4 comments on “Church Times Editorial on the Primates Meeting–Decommissioning

  1. Cennydd13 says:

    Well, what can we expect when one province tosses coherence down the sewer?

  2. William Witt says:

    [blockquote] The Canadian Primate, Archbishop Hiltz, reported afterwards that the Primates at the meeting had “endeavoured to consider, as much as we could, their perspective on the issue before us”. [/blockquote]

    If the Primates meeting had truly “endeavored to consider, as much as [they] could, their perpsective on the issue before us,” neither the Canadian Primate nor the American Presiding Bishop, would have been there.

  3. Mark Baddeley says:

    It’s a fundamentally perceptive and accurate analysis of the meeting. It suffers from a lack of ability to transcend the author’s own perspective. The Global South primates have been increasingly indicating that the issues of the last ten years are a distraction, and that they were not prepared to maintain a long term fight for ‘instruments of communion’ that are in reality no such thing. Yes, from a first world perspective, who gets to control those four instruments is important, and so it’s a clear success for Rowan Williams and the ACO to neuter the Primates Meeting. But why would the Global South primates come back?

    Without them “the Anglican communion” represented by active involvement in the instruments is a small, shrinking, and aging 1st world phenomena living on endowments and/or government support. Without the instruments, the global south is a large, growing, and normally aged truly globabl movement that is poor financially overall, but lives within its means. Why would the global south ever see the need to return, unless there was a serious commitment to address the issues that have (past tense – important, as Williams, Hiltz, and Schori have all [i]again[/i] implied that the problem is present day non-attendance) torn the fabric of the communion?

    It’s a win-win, in a sense. Williams and co get their prize – the continuation of colonial and liberal domination of institutions unrepresentative of present life, but with some claim to the past. The Global South get their prize – removing themselves from a ‘conversation’ that is only ever allowed to move towards liberalism. It’s a case of where your treasure is, there your heart is – because neither side can even really comprehend the rationality of the other’s choice of prize.

  4. Hursley says:

    #3. A good review of things, Mr. Baddeley. These two “world views” are mutually incompatible.
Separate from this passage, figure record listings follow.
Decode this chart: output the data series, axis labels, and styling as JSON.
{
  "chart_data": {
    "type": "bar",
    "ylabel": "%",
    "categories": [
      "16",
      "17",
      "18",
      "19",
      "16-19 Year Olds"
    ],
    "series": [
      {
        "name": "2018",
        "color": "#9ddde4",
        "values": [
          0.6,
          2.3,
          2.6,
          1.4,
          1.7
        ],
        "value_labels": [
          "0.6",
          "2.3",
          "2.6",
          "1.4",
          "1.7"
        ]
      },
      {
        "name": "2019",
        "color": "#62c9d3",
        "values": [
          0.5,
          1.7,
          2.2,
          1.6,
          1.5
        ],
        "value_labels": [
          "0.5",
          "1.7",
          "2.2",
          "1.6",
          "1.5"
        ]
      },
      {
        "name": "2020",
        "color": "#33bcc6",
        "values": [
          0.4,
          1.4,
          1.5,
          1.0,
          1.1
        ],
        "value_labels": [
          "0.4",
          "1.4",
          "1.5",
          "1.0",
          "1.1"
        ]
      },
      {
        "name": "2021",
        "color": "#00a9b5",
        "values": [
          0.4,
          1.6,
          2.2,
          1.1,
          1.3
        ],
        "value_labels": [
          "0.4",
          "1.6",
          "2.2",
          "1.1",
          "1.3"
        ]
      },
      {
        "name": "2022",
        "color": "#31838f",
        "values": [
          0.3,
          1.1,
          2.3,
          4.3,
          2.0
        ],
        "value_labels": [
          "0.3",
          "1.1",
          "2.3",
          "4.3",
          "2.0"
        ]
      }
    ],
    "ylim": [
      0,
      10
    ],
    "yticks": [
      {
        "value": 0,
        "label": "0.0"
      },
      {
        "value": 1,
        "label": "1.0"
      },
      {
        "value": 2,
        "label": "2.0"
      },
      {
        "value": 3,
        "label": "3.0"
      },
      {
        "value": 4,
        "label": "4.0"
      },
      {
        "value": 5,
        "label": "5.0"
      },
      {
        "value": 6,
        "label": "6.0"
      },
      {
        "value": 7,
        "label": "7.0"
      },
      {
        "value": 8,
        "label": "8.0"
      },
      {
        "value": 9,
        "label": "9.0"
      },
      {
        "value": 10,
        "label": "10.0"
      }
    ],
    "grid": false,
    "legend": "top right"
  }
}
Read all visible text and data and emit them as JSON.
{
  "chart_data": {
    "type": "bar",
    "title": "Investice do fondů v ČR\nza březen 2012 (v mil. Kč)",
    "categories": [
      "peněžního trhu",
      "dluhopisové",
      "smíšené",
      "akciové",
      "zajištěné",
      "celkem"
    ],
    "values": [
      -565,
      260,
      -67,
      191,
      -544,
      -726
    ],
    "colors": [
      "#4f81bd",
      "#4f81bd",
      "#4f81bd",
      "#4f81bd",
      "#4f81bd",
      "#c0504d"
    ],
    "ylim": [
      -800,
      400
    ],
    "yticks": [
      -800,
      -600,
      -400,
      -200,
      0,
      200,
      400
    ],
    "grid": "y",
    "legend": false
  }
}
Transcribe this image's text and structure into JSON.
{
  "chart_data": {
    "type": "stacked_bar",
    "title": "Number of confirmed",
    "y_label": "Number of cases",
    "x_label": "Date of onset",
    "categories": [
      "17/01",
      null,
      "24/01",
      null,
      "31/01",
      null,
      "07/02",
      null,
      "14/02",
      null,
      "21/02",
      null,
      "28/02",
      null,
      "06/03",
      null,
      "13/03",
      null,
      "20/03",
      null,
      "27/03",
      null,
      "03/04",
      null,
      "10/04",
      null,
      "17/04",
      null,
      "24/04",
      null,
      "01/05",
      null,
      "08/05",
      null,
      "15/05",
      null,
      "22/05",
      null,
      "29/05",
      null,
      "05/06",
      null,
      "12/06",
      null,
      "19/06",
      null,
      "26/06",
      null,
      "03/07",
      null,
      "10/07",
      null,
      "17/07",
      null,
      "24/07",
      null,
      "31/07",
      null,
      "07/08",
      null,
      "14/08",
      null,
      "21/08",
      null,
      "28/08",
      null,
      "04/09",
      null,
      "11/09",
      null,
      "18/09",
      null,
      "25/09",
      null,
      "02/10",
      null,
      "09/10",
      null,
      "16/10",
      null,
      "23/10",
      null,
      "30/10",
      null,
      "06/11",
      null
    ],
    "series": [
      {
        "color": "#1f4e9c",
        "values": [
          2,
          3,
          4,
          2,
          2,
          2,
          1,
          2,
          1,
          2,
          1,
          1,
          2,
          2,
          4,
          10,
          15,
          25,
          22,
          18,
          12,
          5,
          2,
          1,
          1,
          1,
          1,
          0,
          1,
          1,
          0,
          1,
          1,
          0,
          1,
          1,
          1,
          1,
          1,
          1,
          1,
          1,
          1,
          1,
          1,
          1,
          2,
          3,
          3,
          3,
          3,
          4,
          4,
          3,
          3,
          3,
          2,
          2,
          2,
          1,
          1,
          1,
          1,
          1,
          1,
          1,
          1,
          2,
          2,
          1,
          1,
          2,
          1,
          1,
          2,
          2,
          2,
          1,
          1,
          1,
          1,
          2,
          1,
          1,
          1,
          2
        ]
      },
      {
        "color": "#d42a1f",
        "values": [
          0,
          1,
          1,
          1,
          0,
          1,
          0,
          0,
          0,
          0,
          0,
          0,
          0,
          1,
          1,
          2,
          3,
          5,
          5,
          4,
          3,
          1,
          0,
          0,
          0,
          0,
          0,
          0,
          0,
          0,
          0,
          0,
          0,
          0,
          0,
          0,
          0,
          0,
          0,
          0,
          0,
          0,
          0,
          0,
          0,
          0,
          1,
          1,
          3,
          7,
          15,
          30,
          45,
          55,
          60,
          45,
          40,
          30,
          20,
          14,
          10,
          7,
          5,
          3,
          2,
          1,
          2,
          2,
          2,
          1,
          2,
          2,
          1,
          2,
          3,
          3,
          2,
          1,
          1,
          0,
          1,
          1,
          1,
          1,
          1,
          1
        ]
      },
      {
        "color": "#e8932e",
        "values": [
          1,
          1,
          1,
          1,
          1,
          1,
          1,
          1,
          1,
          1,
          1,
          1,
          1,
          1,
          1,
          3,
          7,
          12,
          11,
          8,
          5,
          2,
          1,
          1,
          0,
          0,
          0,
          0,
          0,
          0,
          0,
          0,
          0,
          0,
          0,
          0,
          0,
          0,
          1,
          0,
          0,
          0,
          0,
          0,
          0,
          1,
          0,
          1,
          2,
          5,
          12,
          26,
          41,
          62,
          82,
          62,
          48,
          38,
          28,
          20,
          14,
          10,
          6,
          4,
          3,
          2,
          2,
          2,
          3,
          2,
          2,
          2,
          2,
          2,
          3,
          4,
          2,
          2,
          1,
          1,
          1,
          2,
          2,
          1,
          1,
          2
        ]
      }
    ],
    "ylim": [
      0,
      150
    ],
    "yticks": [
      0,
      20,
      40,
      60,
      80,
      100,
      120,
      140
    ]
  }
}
The “1st world phenomenon” you mention is unable to grasp the purposes of the Global South and vice-versa. The schism, now nearing completion, is a recognition that since Christ is no longer at the center of this “discussion” (cultural contexts and un-acknowledged anthropological/theological/philosophical innovations having been substituted for what St. Paul refers to as “the mind of Christ”), there can be no communion in the sense of Apostolic fellowship. Each party will get their “prize.” Each party will suffer as a result of this schism (such is the nature of division in Christ’s Body), but my sense is that the “1st world phenomenon” will take the real tumble, as it drifts further into intellectual, moral, and theological depravity. However, no price will be too high to pay for this group’s continued adherence to its false and idolatrous teaching. It is a sort of negative martyrdom– a furious witnessing for something that takes one further away from God’s revealed will, isolating the practitioner in sin and autonomy. However, the champions of autonomous “1st World Anglicanism,” still intoxicated by their imperial and empirical fantasies, are essentially uneducable on this point. This will likely only change when all the money (sadly, their ecclesiology’s real “prop”) runs out… and then only for some. Thanks be to God, though, that Christ has the victory for all–North, South, and everywhere. Would that we all thirsted for his victory, rather than for our own, fallen wills.